Excuses aside, Finnish truly is a difficult language to learn, and some say it is one of the most difficult in all of Europe if not the entire world. You might think why is Finnish any more difficult than most European languages? First of all, Finnish doesn't belong to the same language tree as the other Germanic Scandinavian languages and it isn't really related to any other languages. Finnish belongs to the Finno-Ugric language tree. In fact the only other major languages in the Finno-Ugric tree are Estonian and Hungarian. So, it is a truly unique language. What makes it super difficult for Americans and other native English speakers without language backgrounds is the fact that the pronunciation is so difficult and there are so many different cases. The Finnish alphabet uses a few special characters like the ö and the ä. These have distinctly different sounds from the English o and a. I won't get too deep into pronunciations, Finnish words, or grammar cases because that would be an entirely different post. However, I do want to give an example of the twisting of words in Finnish. For example, in English when you use a noun in a sentence like "glass", the word stays the same. The spelling of the noun never changes. However, in Finnish depending on how you use "glass" in the sentence, the word changes. So if you drink from the glass, throw the glass, break the glass, put the glass on the table, etc. The word will change in each case and you must remember how to twist the word in all the cases. This is by no means an easy learning experience. I find it hard enough just to learn all the new verbs and nouns and then having to worry about twisting words up to 15 times is just mind boggling in my opinion. You throw the difficult pronunciations on top of that and you are in for a very challenging language learning experience.

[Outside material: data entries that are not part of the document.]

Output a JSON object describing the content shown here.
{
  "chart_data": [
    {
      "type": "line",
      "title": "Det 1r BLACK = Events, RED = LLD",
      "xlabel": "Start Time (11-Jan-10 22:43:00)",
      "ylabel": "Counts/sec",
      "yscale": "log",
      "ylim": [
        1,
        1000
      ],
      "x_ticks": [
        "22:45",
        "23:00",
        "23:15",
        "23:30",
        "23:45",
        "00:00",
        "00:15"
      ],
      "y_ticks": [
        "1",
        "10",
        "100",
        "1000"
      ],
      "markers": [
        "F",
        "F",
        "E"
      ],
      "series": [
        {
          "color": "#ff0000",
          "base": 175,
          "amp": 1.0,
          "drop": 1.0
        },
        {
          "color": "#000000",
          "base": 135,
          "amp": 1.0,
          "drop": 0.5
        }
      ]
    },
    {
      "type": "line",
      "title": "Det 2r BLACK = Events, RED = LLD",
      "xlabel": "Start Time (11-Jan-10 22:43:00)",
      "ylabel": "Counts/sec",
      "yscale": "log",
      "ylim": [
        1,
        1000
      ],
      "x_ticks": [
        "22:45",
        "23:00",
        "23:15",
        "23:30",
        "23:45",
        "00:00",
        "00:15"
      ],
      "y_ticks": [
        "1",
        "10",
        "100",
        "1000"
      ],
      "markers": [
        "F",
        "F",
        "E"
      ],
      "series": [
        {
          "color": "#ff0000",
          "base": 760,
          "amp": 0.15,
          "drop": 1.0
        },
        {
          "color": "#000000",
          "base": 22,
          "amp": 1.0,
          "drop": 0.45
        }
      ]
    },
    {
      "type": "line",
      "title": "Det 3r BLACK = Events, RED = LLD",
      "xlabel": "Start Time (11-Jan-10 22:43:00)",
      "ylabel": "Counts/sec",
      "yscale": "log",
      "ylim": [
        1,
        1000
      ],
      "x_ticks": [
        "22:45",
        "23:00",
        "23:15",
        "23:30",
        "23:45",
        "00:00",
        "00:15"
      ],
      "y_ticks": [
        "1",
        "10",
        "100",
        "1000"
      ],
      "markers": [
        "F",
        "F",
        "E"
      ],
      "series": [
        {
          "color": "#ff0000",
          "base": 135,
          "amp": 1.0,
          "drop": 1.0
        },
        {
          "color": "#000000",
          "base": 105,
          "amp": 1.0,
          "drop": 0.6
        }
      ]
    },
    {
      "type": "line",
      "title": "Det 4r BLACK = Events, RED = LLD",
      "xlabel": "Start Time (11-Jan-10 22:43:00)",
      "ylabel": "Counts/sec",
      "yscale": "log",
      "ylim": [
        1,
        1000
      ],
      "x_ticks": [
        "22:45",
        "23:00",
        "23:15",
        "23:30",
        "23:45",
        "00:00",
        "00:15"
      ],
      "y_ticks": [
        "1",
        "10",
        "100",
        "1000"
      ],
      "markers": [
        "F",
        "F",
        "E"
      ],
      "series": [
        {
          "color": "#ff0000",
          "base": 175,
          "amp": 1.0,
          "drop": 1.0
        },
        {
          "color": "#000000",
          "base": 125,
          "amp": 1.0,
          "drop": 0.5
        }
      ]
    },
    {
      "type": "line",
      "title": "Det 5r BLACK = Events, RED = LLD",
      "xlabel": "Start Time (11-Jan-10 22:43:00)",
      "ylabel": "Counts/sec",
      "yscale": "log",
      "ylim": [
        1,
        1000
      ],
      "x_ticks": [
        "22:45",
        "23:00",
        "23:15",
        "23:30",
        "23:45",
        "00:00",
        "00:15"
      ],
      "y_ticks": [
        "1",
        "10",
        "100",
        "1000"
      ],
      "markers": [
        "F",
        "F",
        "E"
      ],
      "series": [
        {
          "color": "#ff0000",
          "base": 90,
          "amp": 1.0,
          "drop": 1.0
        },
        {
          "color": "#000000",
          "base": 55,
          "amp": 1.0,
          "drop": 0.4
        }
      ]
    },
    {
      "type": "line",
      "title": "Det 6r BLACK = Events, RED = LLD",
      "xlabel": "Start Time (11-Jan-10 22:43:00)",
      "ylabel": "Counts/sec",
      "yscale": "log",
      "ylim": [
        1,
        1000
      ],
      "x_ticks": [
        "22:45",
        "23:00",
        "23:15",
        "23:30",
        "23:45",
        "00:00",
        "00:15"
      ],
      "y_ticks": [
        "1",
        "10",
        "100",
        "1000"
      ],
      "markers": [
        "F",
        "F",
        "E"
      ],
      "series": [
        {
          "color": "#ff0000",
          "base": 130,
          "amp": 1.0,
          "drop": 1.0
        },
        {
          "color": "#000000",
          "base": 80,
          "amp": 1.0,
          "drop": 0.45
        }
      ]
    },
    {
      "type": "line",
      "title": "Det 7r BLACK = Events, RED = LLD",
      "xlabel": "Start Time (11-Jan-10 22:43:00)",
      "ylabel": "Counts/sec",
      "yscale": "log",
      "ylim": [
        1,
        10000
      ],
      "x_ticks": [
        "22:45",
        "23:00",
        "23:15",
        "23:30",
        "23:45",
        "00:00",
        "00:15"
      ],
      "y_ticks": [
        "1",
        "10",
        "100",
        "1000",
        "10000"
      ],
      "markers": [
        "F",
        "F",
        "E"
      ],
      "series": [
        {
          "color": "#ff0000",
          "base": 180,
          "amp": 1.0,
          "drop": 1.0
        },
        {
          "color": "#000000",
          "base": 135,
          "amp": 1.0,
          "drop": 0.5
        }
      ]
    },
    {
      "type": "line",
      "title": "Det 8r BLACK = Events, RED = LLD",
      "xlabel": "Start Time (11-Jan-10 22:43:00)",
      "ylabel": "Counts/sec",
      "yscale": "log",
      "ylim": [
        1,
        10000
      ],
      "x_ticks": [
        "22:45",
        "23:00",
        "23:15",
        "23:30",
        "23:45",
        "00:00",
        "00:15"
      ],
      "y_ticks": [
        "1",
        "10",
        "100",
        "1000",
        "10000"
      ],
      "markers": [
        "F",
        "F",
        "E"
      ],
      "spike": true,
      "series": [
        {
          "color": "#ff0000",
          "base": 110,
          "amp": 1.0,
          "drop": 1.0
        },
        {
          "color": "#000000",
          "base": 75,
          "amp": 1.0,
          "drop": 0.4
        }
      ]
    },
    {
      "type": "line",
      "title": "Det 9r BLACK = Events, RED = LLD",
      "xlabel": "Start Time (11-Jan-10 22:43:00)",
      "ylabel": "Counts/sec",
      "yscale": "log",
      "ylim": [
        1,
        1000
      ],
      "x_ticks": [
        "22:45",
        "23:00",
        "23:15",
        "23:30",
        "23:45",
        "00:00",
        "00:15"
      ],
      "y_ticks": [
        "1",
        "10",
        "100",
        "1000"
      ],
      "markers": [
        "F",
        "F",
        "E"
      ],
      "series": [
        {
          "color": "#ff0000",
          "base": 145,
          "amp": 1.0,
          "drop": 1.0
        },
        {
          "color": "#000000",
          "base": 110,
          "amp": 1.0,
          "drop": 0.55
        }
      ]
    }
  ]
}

I had taken some Finnish lessons several years ago before moving to Finland, so I had some knowledge of the language and knew some vocabulary. Also, now living here for 9 months I have obviously had more exposure to the language. But, to be totally honest, Finnish is not a language you just pick up while living here. You don't just string a bunch of words together and speak slowly in Finnish, you pretty much either know Finnish or you don't. There really isn't much in between, because if you attempt to speak Finnish and you can't be understood by the locals, in 95% of the cases, you will get English spoken back to you. Their command of the English language is very impressive to say the least. It is very frustrating knowing how many Finns can speak perfect English, when I am in their country and can barely string 2 Finnish sentences together and make sense of it. The Finnish language has been compared to a triangle, where one must learn the most difficult and challenging part at the base and then work their way up to the top of the triangle where mastery takes place. The bottom of the triangle or base is very difficult and takes a long time to master, however once the rules are learned, the learning curve gets easier. Where in English, the language has been compared to an upside down triangle where the rules of learning in the beginning are easier and one can learn to speak basic English fairly fast. However, as they climb up the triangle, the challenges grow with the different rules of English words and tenses. So, basically what I am trying to say is that Finnish is extremely challenging in the beginning and English not so much, but in the long term Finnish gets easier where English can get more difficult. It is a combination of the initial difficulties and complexities of Finnish combined with the fact that so many speak English which makes learning Finnish a difficult but not impossible proposition for any expat living in the Helsinki area.